Answer: The MEX matrix format is compact but it does require users to integrate information from three different files. Luckily, there is a way to use the contents of the gene-barcode matrix folder to create a self-contained four-column CSV file.
First, go to the directory containing the gene-barcode matrix data (e.g. /outs/raw_gene_bc_matrices/GRCh38/
), then copy and paste the entire code block below at once into a bash shell and hit ENTER.

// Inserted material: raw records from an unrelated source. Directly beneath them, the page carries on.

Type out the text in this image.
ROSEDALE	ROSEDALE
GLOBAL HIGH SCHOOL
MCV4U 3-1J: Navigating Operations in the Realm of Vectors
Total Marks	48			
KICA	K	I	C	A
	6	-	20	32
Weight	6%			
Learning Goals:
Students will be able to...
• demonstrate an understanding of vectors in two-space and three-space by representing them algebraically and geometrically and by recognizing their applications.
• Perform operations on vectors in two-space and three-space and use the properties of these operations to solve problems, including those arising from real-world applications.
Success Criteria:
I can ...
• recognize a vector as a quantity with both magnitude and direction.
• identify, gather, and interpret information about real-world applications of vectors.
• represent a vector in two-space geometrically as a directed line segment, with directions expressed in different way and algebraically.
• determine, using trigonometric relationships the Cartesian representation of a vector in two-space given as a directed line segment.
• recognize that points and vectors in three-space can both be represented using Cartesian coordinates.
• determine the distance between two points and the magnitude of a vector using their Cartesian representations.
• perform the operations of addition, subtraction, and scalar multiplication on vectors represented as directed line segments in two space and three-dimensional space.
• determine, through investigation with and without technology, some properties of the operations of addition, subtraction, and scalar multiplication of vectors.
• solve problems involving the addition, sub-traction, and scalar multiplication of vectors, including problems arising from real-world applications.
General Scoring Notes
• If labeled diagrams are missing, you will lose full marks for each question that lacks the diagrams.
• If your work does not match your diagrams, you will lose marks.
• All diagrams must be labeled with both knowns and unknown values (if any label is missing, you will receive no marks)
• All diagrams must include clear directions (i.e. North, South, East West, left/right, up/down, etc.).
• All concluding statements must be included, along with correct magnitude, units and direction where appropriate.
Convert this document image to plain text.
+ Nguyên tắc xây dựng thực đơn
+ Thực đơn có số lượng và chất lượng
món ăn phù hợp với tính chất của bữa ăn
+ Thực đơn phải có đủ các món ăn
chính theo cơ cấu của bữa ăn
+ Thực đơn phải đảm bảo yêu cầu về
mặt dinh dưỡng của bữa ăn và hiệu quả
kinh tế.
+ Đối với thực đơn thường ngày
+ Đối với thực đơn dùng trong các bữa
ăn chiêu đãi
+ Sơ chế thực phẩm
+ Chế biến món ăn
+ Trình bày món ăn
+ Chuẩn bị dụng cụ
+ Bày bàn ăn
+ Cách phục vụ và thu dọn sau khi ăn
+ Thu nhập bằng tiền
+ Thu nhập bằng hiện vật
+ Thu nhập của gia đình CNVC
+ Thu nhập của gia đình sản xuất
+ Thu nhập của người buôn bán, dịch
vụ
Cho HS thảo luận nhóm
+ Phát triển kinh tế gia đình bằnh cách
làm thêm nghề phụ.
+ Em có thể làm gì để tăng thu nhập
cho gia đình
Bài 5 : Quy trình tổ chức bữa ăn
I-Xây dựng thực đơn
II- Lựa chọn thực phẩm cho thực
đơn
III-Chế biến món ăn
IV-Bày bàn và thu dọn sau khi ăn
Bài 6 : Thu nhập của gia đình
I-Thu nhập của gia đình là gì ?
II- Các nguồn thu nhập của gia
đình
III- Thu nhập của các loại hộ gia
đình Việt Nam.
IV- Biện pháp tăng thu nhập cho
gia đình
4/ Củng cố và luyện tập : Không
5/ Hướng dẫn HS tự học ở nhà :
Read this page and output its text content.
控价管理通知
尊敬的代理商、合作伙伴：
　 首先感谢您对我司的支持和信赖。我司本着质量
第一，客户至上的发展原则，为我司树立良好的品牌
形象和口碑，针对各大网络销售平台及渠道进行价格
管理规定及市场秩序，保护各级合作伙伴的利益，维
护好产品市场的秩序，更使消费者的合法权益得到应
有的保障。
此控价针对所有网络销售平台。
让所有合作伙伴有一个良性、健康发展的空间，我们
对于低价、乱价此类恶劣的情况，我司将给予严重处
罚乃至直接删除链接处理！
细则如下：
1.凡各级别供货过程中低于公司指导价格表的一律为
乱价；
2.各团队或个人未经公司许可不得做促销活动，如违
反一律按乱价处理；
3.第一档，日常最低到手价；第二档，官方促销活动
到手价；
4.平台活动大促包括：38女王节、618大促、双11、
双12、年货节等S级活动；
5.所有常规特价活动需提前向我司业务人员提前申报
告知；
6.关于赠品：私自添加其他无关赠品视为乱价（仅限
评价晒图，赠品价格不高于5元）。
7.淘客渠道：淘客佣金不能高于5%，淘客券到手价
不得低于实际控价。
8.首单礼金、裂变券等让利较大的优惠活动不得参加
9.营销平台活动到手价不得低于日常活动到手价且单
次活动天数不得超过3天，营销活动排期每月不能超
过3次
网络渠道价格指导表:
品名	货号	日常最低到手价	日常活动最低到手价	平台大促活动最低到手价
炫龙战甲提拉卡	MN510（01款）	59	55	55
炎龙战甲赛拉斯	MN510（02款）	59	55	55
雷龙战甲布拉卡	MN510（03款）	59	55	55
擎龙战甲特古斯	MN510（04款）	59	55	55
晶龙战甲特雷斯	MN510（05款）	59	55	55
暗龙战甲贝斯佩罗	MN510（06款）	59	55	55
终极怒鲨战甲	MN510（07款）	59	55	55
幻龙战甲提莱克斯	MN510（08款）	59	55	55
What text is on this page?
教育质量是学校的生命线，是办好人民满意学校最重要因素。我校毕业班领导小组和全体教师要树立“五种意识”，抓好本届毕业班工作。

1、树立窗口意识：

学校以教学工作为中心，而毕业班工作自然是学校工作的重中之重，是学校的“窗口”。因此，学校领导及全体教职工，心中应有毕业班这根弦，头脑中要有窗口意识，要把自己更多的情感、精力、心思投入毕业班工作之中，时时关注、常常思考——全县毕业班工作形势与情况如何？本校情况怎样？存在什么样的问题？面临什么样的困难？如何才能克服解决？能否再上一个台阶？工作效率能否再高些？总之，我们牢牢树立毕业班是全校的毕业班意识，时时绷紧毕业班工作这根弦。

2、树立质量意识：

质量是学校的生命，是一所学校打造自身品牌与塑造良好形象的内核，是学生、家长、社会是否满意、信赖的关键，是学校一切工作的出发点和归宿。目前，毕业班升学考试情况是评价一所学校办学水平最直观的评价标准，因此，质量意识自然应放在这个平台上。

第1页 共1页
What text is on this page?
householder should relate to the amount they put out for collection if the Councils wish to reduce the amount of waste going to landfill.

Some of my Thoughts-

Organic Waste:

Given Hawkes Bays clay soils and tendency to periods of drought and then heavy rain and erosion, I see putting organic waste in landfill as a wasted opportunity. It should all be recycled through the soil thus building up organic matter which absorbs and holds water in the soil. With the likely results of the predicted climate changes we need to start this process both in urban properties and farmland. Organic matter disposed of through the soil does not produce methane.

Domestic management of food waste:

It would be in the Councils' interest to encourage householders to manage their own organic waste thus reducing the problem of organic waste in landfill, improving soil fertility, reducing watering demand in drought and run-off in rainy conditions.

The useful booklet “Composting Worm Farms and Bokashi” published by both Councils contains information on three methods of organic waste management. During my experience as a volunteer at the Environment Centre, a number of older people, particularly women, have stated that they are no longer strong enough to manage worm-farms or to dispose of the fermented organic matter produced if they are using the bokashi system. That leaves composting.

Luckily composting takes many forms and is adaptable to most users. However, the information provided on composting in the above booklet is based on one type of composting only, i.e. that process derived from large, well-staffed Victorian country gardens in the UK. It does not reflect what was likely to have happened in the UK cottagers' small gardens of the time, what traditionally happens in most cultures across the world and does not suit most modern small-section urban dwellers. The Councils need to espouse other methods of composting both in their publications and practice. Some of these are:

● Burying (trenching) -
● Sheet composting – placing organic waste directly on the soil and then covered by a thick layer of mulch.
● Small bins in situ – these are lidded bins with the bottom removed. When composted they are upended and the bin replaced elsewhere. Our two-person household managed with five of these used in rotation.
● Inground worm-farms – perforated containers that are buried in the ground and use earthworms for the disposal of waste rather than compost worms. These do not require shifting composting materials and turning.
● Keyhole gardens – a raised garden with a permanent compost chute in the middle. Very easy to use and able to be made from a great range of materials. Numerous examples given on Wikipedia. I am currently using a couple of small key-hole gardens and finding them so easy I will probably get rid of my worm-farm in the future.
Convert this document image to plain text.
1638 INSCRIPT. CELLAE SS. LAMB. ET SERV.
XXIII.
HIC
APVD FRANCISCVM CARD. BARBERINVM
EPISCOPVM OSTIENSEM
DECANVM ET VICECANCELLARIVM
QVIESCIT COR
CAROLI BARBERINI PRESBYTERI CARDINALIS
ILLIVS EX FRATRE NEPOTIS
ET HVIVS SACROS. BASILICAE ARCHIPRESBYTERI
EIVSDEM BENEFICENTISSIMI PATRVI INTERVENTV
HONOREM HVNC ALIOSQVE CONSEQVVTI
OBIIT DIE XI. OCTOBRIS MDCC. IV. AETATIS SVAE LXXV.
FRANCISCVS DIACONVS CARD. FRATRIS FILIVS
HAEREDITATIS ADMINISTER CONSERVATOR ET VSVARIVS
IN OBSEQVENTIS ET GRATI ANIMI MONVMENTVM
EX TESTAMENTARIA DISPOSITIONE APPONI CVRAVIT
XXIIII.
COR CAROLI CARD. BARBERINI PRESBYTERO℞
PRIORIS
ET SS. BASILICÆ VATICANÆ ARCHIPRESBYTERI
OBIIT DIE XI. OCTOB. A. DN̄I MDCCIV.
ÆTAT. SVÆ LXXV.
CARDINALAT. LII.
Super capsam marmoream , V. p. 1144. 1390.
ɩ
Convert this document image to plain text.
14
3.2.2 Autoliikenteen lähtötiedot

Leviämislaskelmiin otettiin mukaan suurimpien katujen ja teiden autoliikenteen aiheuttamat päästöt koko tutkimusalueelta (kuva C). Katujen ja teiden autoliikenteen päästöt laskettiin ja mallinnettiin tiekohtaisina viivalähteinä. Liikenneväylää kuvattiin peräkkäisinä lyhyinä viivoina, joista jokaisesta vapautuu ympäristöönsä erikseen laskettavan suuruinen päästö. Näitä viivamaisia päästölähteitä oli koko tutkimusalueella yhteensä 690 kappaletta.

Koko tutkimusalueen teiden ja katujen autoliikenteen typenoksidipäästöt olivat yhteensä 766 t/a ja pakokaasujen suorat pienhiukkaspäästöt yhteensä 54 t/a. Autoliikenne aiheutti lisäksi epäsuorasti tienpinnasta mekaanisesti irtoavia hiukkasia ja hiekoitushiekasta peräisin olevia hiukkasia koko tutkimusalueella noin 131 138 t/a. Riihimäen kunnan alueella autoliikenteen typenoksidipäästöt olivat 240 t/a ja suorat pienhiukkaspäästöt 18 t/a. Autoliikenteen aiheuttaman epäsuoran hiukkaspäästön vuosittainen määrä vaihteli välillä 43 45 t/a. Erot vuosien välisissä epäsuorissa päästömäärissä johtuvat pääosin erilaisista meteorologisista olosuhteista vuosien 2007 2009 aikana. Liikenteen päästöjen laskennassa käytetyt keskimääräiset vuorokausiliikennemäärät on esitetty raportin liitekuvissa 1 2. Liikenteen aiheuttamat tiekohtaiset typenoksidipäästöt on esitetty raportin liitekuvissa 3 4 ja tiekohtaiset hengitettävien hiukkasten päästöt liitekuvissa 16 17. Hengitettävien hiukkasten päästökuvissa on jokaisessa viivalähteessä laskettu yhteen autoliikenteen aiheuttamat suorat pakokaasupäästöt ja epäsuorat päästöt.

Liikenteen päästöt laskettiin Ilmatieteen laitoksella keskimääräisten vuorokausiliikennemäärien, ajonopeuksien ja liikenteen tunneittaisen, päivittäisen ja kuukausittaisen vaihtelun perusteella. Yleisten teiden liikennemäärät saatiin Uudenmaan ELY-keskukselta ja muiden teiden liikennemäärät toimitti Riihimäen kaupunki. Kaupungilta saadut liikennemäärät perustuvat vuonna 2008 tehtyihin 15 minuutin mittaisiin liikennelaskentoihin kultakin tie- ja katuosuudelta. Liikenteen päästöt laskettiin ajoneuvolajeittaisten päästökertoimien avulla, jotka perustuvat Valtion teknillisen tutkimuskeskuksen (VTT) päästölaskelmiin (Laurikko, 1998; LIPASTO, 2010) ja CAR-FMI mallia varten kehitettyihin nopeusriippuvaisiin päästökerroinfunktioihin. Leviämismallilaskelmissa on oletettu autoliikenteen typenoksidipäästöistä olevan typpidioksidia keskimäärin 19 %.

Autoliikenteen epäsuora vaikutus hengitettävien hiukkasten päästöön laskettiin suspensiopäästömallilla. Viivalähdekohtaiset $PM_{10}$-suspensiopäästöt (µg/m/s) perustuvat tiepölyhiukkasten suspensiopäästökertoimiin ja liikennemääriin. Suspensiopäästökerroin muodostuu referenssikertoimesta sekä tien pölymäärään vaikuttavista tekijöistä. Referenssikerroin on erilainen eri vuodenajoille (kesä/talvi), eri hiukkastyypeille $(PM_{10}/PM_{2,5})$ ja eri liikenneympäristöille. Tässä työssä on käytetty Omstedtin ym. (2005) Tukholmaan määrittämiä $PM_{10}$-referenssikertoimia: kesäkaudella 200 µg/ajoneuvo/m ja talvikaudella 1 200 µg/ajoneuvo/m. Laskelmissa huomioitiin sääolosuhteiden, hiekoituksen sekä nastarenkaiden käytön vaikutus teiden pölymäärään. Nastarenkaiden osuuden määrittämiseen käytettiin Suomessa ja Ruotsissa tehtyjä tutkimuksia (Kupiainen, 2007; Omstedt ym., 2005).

# Print line number along with contents of barcodes.tsv and genes.tsv
awk -F "\t" 'BEGIN { OFS = "," }; {print NR,$1}' barcodes.tsv | sort -t, -k 1b,1 > numbered_barcodes.csv
awk -F "\t" 'BEGIN { OFS = "," }; {print NR,$1,$2}' genes.tsv | sort -t, -k 1b,1 > numbered_genes.csv
# Skip the header lines and sort matrix.mtx
tail -n +4 matrix.mtx | awk -F " " 'BEGIN { OFS = "," }; {print $1,$2,$3}' | sort -t, -k 1b,1 > gene_sorted_matrix.csv
tail -n +4 matrix.mtx | awk -F " " 'BEGIN { OFS = "," }; {print $1,$2,$3}' | sort -t, -k 2b,2 > barcode_sorted_matrix.csv
# Use join to replace line number with barcodes and genes
join -t, -1 1 -2 1 numbered_genes.csv gene_sorted_matrix.csv | cut -d, -f 2,3,4,5 | sort -t, -k 3b,3 | join -t, -1 1 -2 3 numbered_barcodes.csv - | cut -d, -f 2,3,4,5 > final_matrix.csv
# Remove temp files
rm -f barcode_sorted_matrix.csv gene_sorted_matrix.csv numbered_barcodes.csv numbered_genes.csv
The column definitions of the output final_matrix.csv
are as follows:
- 10x Genomics cellular barcode
- Gene ID
- Gene name
- UMI count
Here is a sample of what final_matrix.csv
looks like:
AAACCTGAGAACTGTA-1,ENSG00000075415,SLC25A3,1
AAACCTGAGAACTGTA-1,ENSG00000112306,RPS12,1
AAACCTGAGAACTGTA-1,ENSG00000134419,RPS15A,1
AAACCTGAGAACTGTA-1,ENSG00000143119,CD53,1
AAACCTGAGAACTGTA-1,ENSG00000174748,RPL15,1
AAACCTGAGAACTGTA-1,ENSG00000198755,RPL10A,1
AAACCTGAGAACTGTA-1,ENSG00000213246,SUPT4H1,1
AAACCTGAGAACTGTA-1,ENSG00000250317,SMIM20,1
AAACCTGAGAACTGTA-1,ENSG00000251562,MALAT1,1
AAACCTGAGAACTGTA-1,ENSG00000254772,EEF1G,1
...
Disclaimer: This article and code-snippet are provided for instructional purposes only. 10x Genomics does not support or guarantee the code.